Epicondilite lateral (cotovelo do tenista)

É uma das afecções mais prevalentes do membro superior. A epicondilite lateral, também denominada cotovelo do tenista é uma doença dos tendões da musculatura extensora do antebraço. Já a epicondilite medial também conhecida como cotovelo do golfista é uma afecção dolorosa que acomete a origem tendinosa da musculatura flexora do antebraço. Apesar da denominação acomete mais os não atletas que os atletas.

Em quem ocorre as epicondilites?

A prevalência da epicondilite lateral varia de 1% a 3% na população, e dependendo do tipo da atividade de trabalho atinge até 29,3%, em especial aquelas que envolvem trabalho braçal intensivo. A epicondilite medial é mais rara em média de 0,3% a 1,1 % da população geral e muitas vezes as duas epicondilites podem acometer o mesmo indivíduo.
Tipicamente acomete indivíduos de 40-60 anos e é mais comum do lado dominante. As mulheres são mais susceptíveis a estas afecções que os homens.

Onde ocorre a doença?

Apesar de originalmente ser descrita como um processo inflamatório, é consenso que esta doença tem inicio como uma micro lesão mais comum na epicondilite lateral no extensor radial curto do carpo, mas pode, envolver também extensor radial longo do carpo e extensor comum dos dedos.
Na epicondilite medial a origem do flexor radial do carpo e pronador são comumente afetados e mais raramente os flexor superficial dos dedos e o flexor ulnar do carpo.

Quais são os sintomas?

O quadro clínico da epicondilite lateral é de dor lateral do cotovelo que pode irradiar para a região do antebraço. O ponto mais doloroso é bem próximo ao epicôndilo lateral, em geral, anterior e distal. A dor é exacerbada quando faz esforços de extensão do punho e supinação do antebraço
Na grande maioria dos casos, os sintomas iniciam-se de maneira insidiosa e são relacionados as atividades de esforço.
Dor a flexão do punho e pronação contra resistência são os achados no exame físico da epicondilite medial.

Quais outras doenças podem ter sintomas semelhantes?
Na epicondilite medial o diagnóstico diferencial deve ser feito com neuropatia do nervo ulnar e instabilidade do cotovelo.
Como diagnósticos diferenciais da epicondilite lateral é importante descartar osteocondrite dissecante do capítulo, osteoartrose, instabilidade em varo e a síndrome do túnel radial, que é a compressão do nervo interósseo posterior.

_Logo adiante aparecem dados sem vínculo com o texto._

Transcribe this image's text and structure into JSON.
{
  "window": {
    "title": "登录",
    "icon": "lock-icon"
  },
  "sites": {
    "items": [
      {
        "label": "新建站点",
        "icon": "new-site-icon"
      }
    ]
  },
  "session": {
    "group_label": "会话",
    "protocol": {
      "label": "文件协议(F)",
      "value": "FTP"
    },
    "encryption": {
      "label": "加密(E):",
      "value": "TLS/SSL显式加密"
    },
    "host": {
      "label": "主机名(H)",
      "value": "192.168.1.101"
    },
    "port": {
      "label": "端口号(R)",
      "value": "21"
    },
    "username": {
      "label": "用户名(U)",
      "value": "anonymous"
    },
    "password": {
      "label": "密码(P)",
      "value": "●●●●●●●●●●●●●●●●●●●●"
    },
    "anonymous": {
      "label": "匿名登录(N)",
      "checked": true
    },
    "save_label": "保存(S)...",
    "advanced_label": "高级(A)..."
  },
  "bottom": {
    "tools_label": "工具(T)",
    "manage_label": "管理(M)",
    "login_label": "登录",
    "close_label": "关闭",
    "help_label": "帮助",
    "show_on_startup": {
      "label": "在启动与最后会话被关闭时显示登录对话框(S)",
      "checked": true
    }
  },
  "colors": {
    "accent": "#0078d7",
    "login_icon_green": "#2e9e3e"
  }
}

Como é realizado o diagnóstico?

O diagnóstico da epicondilite é eminentemente clínico, e tipicamente ao exame radiográfico não ha alterações. Presença de calcificações locais podem aparecer nas radiografias e alguns autores correlacionam este achado à um pior prognóstico.
A radiografia é importante para excluir outras causas mais raras de dor lateral do cotovelo.
O exame de ultrassonografia do cotovelo pode detectar liquido ao redor do epicôndilo e heterogeneidade dos tendões extensores. Uma avaliação quantitativa mostrou acurácia de 76,3% para o diagnostico de epicondilite lateral, mas sem correspondência com os sintomas.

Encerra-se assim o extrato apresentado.